Part 10 - Happy Ride

166 26 15
                                    

Bali, 2008

"Gimana? Mau mama yang bikin atau kamu bisa dandan sendiri?" Tanya Delina dari balik pintu kamar Reyna.
"Dandanin maa.." Jawab Reyna sambil menghapus pelan lipstik yang terlalu tebal di bibirnya.
"Kamu salah urutan, sini mama ajarin dari awal. Cuci muka dulu sana yang bersih." Ujar Delina menahan tawa.

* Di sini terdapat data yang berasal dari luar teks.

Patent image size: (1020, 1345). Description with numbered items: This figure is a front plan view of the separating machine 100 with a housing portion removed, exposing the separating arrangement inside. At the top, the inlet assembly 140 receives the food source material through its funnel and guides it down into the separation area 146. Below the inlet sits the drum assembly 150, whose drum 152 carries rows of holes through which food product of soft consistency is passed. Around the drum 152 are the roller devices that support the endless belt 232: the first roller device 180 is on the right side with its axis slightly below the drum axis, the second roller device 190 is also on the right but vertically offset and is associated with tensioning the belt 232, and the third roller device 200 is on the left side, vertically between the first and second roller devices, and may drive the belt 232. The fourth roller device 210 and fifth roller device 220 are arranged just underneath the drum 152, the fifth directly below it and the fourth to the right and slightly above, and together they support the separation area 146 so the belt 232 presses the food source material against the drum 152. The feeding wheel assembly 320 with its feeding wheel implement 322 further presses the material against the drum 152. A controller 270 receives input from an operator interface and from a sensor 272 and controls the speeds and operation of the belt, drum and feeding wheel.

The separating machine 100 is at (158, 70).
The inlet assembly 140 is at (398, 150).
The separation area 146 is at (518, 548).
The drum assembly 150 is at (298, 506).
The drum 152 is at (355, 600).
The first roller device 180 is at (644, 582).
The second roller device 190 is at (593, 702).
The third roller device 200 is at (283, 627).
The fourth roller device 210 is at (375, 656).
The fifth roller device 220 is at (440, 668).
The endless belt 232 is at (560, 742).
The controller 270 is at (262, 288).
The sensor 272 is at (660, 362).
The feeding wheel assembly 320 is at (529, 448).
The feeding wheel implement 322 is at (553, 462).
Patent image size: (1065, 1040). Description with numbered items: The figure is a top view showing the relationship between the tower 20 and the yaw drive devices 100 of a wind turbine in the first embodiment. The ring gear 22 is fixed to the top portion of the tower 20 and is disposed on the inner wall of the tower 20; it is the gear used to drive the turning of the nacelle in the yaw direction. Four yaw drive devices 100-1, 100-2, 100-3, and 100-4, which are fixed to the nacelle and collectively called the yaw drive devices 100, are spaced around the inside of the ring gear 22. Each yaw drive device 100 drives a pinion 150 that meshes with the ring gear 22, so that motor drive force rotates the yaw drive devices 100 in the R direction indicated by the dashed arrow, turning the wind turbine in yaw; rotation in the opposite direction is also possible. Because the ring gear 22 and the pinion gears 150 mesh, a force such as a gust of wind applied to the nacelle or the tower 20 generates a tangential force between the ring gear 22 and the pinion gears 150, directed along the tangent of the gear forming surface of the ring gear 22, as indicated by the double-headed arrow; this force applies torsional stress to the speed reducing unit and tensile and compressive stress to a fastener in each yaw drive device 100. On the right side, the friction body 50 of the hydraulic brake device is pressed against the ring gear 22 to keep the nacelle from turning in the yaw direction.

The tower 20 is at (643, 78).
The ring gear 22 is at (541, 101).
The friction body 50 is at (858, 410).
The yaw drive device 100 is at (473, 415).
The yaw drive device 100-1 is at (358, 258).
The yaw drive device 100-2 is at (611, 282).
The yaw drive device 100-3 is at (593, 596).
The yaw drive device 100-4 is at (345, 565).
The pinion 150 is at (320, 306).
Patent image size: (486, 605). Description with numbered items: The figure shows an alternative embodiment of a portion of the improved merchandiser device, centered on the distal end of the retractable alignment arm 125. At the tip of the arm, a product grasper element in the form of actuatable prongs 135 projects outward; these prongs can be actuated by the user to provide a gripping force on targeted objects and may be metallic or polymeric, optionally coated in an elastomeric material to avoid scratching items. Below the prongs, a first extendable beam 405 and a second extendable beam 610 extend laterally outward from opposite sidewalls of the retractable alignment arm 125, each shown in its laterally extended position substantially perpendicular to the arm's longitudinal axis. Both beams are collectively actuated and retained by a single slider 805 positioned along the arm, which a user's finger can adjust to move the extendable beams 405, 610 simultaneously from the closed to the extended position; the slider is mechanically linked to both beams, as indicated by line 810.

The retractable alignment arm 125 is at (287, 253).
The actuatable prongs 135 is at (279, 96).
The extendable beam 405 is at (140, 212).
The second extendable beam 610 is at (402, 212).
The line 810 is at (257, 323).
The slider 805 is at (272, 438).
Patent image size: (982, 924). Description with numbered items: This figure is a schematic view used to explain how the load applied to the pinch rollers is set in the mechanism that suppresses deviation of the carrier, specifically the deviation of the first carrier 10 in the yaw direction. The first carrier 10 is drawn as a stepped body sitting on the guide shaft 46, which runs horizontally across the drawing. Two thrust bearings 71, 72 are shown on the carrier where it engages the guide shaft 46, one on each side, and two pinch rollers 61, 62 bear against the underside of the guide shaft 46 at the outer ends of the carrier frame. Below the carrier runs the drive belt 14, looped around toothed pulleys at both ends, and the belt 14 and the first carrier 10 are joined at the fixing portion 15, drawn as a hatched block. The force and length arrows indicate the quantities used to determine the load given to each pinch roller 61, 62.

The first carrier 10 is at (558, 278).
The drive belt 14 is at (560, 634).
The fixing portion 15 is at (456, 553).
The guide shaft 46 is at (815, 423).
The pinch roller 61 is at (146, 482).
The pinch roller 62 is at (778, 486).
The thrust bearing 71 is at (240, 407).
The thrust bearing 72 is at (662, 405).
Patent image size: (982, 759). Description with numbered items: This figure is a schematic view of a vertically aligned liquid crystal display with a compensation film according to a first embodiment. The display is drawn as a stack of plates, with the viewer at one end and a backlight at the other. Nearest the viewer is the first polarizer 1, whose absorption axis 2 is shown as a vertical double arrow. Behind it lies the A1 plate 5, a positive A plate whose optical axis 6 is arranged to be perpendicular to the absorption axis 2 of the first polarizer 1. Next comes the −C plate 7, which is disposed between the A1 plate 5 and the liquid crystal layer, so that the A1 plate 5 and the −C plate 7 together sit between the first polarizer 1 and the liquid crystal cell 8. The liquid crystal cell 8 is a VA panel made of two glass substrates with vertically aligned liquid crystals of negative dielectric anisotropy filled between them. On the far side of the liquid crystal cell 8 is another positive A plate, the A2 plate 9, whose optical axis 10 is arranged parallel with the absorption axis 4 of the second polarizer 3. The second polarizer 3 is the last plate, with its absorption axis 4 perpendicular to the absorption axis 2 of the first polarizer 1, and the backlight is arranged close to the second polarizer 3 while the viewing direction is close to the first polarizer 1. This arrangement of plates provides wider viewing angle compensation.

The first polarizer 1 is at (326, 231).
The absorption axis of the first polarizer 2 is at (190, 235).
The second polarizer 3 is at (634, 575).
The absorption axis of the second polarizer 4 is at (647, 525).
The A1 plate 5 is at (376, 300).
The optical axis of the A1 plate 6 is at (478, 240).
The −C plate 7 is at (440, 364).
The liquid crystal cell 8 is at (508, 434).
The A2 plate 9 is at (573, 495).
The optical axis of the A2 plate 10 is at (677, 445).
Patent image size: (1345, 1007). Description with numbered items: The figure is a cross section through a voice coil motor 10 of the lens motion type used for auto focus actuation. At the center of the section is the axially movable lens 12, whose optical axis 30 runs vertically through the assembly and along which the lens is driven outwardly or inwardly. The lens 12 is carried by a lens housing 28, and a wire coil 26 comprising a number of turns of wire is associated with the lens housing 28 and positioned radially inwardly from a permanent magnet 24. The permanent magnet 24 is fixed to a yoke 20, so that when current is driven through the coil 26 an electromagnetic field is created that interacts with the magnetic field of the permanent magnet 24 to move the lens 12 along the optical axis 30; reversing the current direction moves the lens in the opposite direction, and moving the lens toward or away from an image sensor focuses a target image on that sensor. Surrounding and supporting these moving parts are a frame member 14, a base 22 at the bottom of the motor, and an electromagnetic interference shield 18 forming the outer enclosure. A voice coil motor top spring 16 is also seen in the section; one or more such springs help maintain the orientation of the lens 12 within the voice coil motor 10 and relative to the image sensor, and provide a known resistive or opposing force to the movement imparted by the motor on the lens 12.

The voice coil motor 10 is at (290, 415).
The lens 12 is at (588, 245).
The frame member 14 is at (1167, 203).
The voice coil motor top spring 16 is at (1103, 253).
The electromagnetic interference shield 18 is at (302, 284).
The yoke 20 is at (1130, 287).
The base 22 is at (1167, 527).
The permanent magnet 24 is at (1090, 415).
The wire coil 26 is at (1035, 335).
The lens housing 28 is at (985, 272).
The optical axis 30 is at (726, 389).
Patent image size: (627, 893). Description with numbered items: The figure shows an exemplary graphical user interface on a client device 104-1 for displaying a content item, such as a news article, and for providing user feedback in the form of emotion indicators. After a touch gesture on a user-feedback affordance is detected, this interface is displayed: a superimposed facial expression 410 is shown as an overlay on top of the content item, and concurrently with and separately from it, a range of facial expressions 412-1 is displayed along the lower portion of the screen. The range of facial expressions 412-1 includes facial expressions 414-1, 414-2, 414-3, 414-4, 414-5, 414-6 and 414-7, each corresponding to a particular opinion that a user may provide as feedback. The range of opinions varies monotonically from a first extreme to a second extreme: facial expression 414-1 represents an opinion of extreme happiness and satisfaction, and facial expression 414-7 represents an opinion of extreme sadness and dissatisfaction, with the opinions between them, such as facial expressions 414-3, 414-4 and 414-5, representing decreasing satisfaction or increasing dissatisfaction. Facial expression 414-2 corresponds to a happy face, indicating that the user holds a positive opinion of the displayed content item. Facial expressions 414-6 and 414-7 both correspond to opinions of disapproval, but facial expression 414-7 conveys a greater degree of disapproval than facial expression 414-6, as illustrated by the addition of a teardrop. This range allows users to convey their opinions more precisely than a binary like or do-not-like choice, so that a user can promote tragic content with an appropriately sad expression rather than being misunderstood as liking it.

Reyna melewati ruang tengah sambil mengusap-usap wajah menor-nya dengan tisu. Edmund yang sedang melahap sereal sambil membaca buku, tak sengaja melirik lalu tersedak. Reyna menatapnya cuek dan terus berlalu.

Setelah satu jam lebih merias wajah dan menata rambut, Delina menyuruh Reyna memakai gaun dan sepatunya lalu berdiri di depan cermin.
"Cantiknya." Puji Delina. Reyna mengacungkan dua buah jempolnya sambil tersenyum puas menatap pantulan dirinya.
"Ke sana sama siapa Rey? Mau diantar Kak Edmund?"
"Engga ma, nanti dijemput sama temen-temen."
"Jam 11 malam udah di rumah lho ya." Ujar Delina sambil berjalan keluar dari kamar Reyna.
"Siap komandan!"

Reyna melirik jam tangannya. Sudah hampir jam 7 malam. Seharusnya para kurcaci (Chris, Viona, dan Hadi) sudah datang menjemputnya.

Sambil menunggu, ia berjalan keluar dan menuju dapur untuk mengambil segelas air minum. Di dapur, ibunya sedang menyiapkan makan malam. Aroma di ruangan itu wangi semerbak membuat perut Reyna berbunyi. Dia berdiri di samping Edmund yang sedang duduk sambil makan beberapa potong ayam goreng.

"Do you want some?" Tanya Edmund tiba-tiba mengangkat sepotong paha ayam tepat di depan hidung Reyna. Gadis itu terkejut karena daging ayam itu hampir mengenai wajahnya. Ia menatap Edmund dengan tatapan penuh kebencian. Yang ditatap hanya tersenyum manis dan menaikkan kedua alisnya.

"I can't eat that. Nanti make-up nya rusak, dan sebentar lagi udah mau dijemput." Jawab Reyna lesu. Ia duduk di sebelah Edmund. Sambil minum air putih pandangannya tak lepas dari potongan-potongan daging ayam di piring Edmund.

"Open your mouth." Sahut Edmund tiba-tiba sambil memegang sepotong daging ayam berukuran kecil di tangannya. "Trust me, I'm not gonna ruin your lipstick." Sambungnya lagi dengan nada serius. Menyerah oleh rasa lapar, Reyna menurut begitu saja dan membuka mulutnya.
"God, it's delicious..." Ujar Reyna.
"More?" Tanya Edmund. Gadis itu membuka mulutnya lagi untuk suapan berikutnya.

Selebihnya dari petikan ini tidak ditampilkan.